Sunday, November 05, 2006

Dynamic Leadership

I have been doing a lot of thinking about the nature of church leadership and leadership systems in church, and how leadership structures create certain dynamics in churches that facilitate certain positive and negative things. This is especially on my mind in light of the whole mess happening with Rev. Haggard.

First of all, despite what others say in comments below, I do feel badly for Rev. Haggard. I did not to start with. But when I read his heart wrenching confession I felt badly for him. And I wondered why he didn't do more leadership from this place of openness and vulnerabilty to start with.

But I also think about this from some sort of a systems perspective. Our church had a pastor in its history that violated similar boundaries (committing adultery with members of the congregation), and I think there are some things about our church culture that allowed this to happen. And in our specific case, I think we are still trying to stick our heads in the ground and pretend it is not happening. Individual pastors are solely responsible for their own personal decisions, but sometimes structures in churches enable bad behavior. I think, as an outside observer, this may have been possible at New Life.

First of all, I am not sure the megachurch is such a safe place for leaders' souls. I have had conversations with several people who have worked in the megachurch world, and it is a very lonely, high-pressure place to be. And, it can be a place where it might be very easy to think of oneself more highly than one ought to. Heck, that can be easy to do when you are an utter failure in ministry (like me), much less a rock star of evangelical christianity like Ted Haggard was.

Having done a little time in a church that was transitioning to a charasmatic/pentecostal leadership model, it is also very easy to be seduced by the cult of leadership in that context. Most successful churches in that model have charasmatic (different use of the word) leaders that tend to develop personality cults. The church I worked for before I moved to Colorado Springs was also entertaining a change in by-laws to give the pastor more control as head of the congregation. It seems that in these circles, a grasp for control and power by those at the top somehow ties into their theology. I think this is especially true in hypercharasmatic churches where the pastoral leadership is viewed as having the gift of prophecy. This also means if they put faith in a prophetic leader, that they tend to not restrain their succesful leader (who is a direct mouthpiece of God) with much accountability.

Also less obvious in this paradigm is the close relationship between the spiritual rhythyms of charasmatic spirituality and the biological rhythyms of human sexuality. In other words, the pentecostal experience mimicks the sexual experience in some very seductive ways. Worship begins with a little small talk and conversation to get one another comfortable, then jumps into the foreplay of the first set of praise songs, the worship builds and builds in its expression and forcefulness, people close their eyes move their bodies to press themselves closer and closer to the Spirit, and finally the congregation erupts in an ejaculation of pleasure as the Spirit is manifest among them. Now, admitedly, often New Life was more low key than many pentecostals in this regard, but the same spiritual rhythm was evident when I visited.

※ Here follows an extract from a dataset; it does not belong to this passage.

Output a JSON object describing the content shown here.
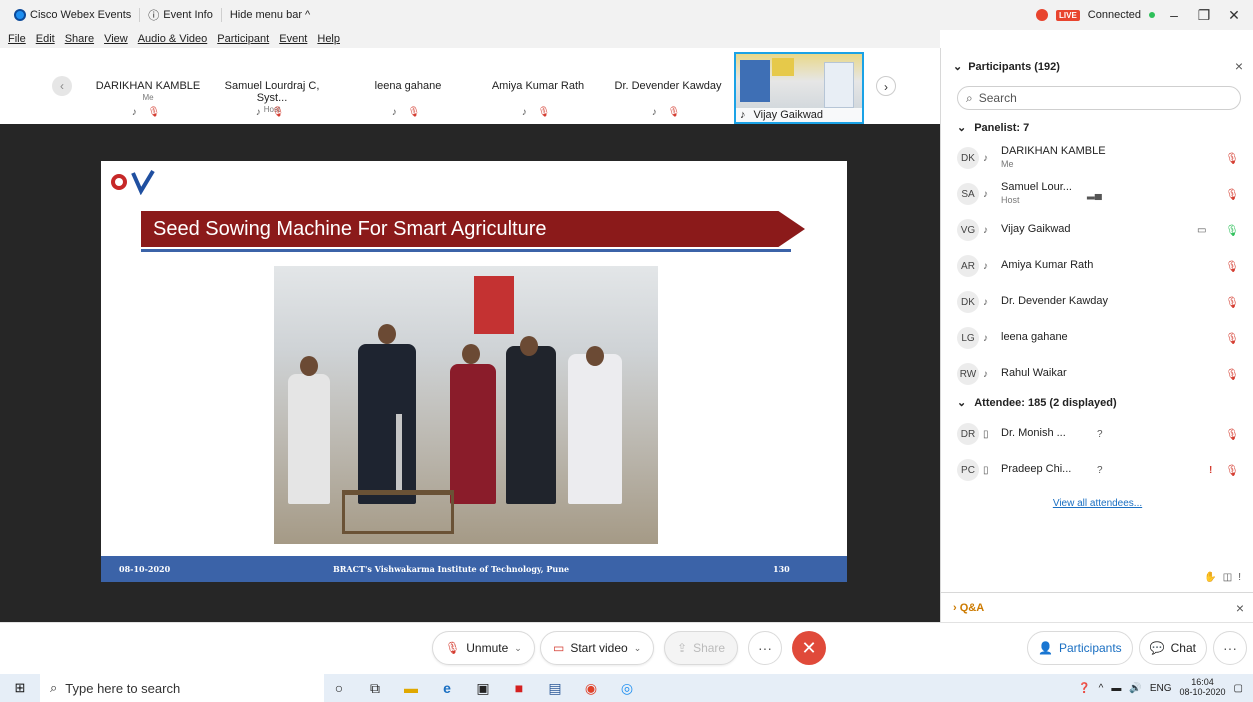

Also, I seriously suspect that he worked more than 40 hours a week. I would not be surprised if he worked twice that much. And, when you become a workaholic, sin becomes even more seductive. It becomes easy to think that because you have given so much, you should cut yourself some slack. Which in my case meant a 3-5 year binge on fast food and oven bake pizzas, but for someone else may mean substance abuse or sexual immorality.

So now what we have to deal with is a pride-enducing place that treats you like you are God's transcriptionist and gives you no accountability. Of course, with Haggard he planted this church. As a leader it was his creation. But becoming a pastor who is also chasing drug pedalling man whores does not happen in a vacuum. It is something that is very sad for Ted and New Life, but in many ways it is also a parable to teach those of us in the church that our paradigm for ministry success and what constitutes a "good" church leader may need to change. And we may need to focus as pastors more on our spiritual health than the attendance in worship on Sunday morning. Our souls may depend on it.

5 comments:

Oricon Ailin said...

I heard about the incident with Rev. Haggard this morning on KLOVE. It's all very sad.

San Nakji said...

I can't feel at all sorry for this man....

Still, I would love to hear your thoughts oh Friar.

PS, I miss your dazzle comment on your blog. It is my all time favourite! Please reinstate it immediately!

Anonymous said...

it is sad

but TACF have written a good piece on how to transform that sadness and disappointment into something good

I found it when I went to look at their site today for the pastors' conference in Jan. Sadly I can't go - clash of time schedules.

Aphra said...

Our Church has a many pastor leadership model. So that there is a leader but not an overinflated leader. People in leadership are encouraged to pastors in smaller areas.
It could lead to disunity, I suppose, if it goes wrong, buso far it has led to more unity and more people getting involved.
I'm probably not doing a good job explaining it, but you get the idea.

Corey said...

In any instance where the institution is more the focus than the biblical model, it's doomed to failure.

I can't seem to find a passage in the gospel about forming a freakish 14,000 member church. The only similar thing in nature that grows exponentially would be cancer.